白凡覺得殷睿最近有些奇怪,似乎不是很開心,但是他看不到殷睿的表情,自然也就無法印證自己的猜測,白凡有時候覺得這種感覺真的挺討厭,明明對任何人來說都是很簡單的事情,但是落在他和殷睿身上卻成了不可能,他醒來的時候,就是殷睿休息的時候,無論他怎麼在鏡子前面照,看到的都只能是自己的表情。
白凡在鏡子前無奈的搖搖頭,穿上擺在床頭的那一套白色衣袍推門出去,白凡突然發覺,好像最近幾天殷睿給自己準備的都是白色的衣服。
到殷南寒那裡報道後,白凡自覺的爬進浴桶裡泡藥浴,但在白凡合上眼後,本來一臉平靜盤膝打坐的殷南寒卻睜開了眼睛,他仔細看著坐在浴桶裡的人,似乎想要將一切隱秘都看出來,他本以為他對自己的這個孩子應該是瞭解的,但是最近幾天殷睿的表現,卻讓他改變了這個想法,他發現,他看不透自己的這個兒子,而這世間,讓他看不透的人,少之又少。
殷南寒不知道該怎麼形容自己的這個兒子,如果一定要用一個詞的話,忽冷忽熱似乎比較適合,殷南寒注意到白凡今晚所穿的是白色衣服,不期然的又想起了幾日前殷睿解決完那幾個教內叛徒後對他所說的話,那時候殷睿臉上濺著點點血跡,卻突然抬頭對他說——以後這種事情,白天讓他做完就行,不要晚上找他。
殷南寒記得當時自己只是隨意的問了一句為什麼,殷睿是怎麼回答的,哦,對了,他說怕弄髒衣服。殷南寒的視線再次轉向那身白色的衣服,這種顏色,確實很容易弄髒,殷南寒還記得,殷睿白天總是穿著一身黑衣。
15
15、第十五章 滾雪球 。。。
又過了幾天,白凡在殷睿的信中已經沒有發現那種沉悶壓抑了,這讓他也不禁跟著放鬆了下來,殷睿那孩子,遇到什麼事情都壓在心裡不說,不過現在,那讓殷睿不開心的事情應該已經過去了吧。

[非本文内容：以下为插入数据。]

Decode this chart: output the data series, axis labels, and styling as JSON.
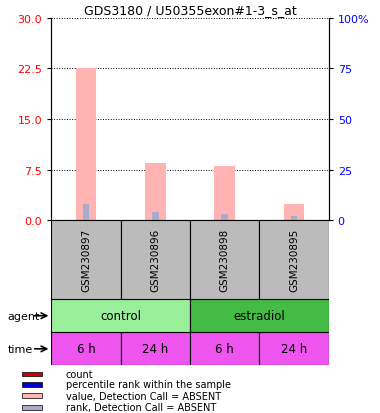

殷南寒最近也不知道怎麼了,一改以前讓他打基礎的態度,開始動真格的教他一身絕技,雖然苦是苦了點,但白凡心裡是喜的,畢竟這是殷南寒真正的看家本領,如果能學好,可以一躍成江湖一流高手甚至是絕頂高手。而且殷南寒肯這樣做,無疑也是承認他了,他再也不用擔心殷南寒哪天又生出一個小孩後就把殷睿隨手丟掉。
同時,身上驟然加重的負擔也讓白凡下了一個決心,他不能再這樣了,那份工作不能帶給他更多的東西,卻佔用了他絕大部分的時間,如果繼續這樣下去,他遲早會被遠遠的拋在後面,現在他與殷睿對於拳法劍術的熟練度就已經差了很多,以後只會越來越大,同一個身體裡的兩個人,如果差距太大的話,太容易出現破綻,而且這樣下去,也太危險了,殷睿所在的世界,可不是什麼和平社會。
既然他的人生軌跡已經發生了偏差,那麼他為什麼還要堅持走與大多數人相同的道路,這樣朝九晚五的上班方式,早已經不再適合他。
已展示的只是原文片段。